Freedom from Compulsive Overeating

Wednesday, September 14, 2011

Beliefs


I am still operating with an old belief system that is no longer working for me: overcome evil with good. I was taught that if you treat people with kindness they will eventually “see the light” so to speak. I am learning that this is not necessarily true. There’s a difference between being kind and being a pushover or a doormat. If you turn the other cheek with some people, they’re just going to slap it.

Unfortunately, there are people in this world who are so sick that they cannot receive kindness. I must remind myself it is not personal. Some people have just been so harmed by others that they continue to create even more pain by being unwilling to let their guard down. They aren’t able to react to kindness with kindness. I guess it’s because their belief system tells them that in order to get anything from life you have to lie, manipulate, and be mean.

Yet, I am only responsible for my behavior.
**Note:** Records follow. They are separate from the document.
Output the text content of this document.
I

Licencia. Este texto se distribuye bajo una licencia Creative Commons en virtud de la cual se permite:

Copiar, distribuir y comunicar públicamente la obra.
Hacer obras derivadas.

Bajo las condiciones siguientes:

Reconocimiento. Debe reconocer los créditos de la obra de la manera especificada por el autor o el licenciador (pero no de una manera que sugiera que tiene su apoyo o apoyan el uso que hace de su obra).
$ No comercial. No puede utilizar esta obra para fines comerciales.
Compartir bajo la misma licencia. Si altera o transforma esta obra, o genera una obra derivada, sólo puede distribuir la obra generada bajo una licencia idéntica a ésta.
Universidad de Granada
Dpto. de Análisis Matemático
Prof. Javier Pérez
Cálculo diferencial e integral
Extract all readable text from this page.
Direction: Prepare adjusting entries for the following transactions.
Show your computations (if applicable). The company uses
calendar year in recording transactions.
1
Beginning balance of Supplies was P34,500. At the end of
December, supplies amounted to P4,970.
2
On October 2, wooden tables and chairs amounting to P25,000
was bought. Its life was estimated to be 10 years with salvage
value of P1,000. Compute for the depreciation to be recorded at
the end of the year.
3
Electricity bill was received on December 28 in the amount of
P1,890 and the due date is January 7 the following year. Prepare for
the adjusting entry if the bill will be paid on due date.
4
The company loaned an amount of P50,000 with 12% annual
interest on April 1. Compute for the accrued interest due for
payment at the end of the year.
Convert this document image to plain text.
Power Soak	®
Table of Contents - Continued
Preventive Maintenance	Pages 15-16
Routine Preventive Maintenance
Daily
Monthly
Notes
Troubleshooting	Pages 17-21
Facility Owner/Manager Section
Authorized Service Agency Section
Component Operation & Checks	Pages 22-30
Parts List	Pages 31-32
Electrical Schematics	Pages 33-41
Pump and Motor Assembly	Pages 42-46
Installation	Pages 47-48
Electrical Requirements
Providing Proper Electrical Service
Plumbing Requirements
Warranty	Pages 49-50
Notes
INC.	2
So, for today, I accept that I had to do something that feels a little uncomfortable to me. It doesn't mean I do not love the person because I truly do. However, I had to take a stance and set boundaries. Last week in our reading from my meditation meeting the following quote has continued to resonate with me:

We look for love with clenched fists....

We often say we want something we do not even know how to receive. Still there are others who really cannot recognize love when it is staring them in the face because they have been so badly beaten down by others in the past. Today, this is neither here nor there in my situation. You reach a point when you have to say enough is enough. I cannot continue to allow someone to continue dumping on me all the while expecting me to give. It's just like that with some people. They expect more than they are willing to give.

Most important than being kind to others is being kind to myself. I have to take care of myself. I will take care of myself. I am taking care of myself. It feels a little awkward but it is a change I want to make. No one else is going to look out for me.

Today I am creating boundaries and creating a new belief system.

So, for today, I, once again, remind myself of the words from the Acceptance Prayer:

“I need to concentrate not so much on what needs to be changed in the world as what needs to be changed in me and in my attitude.”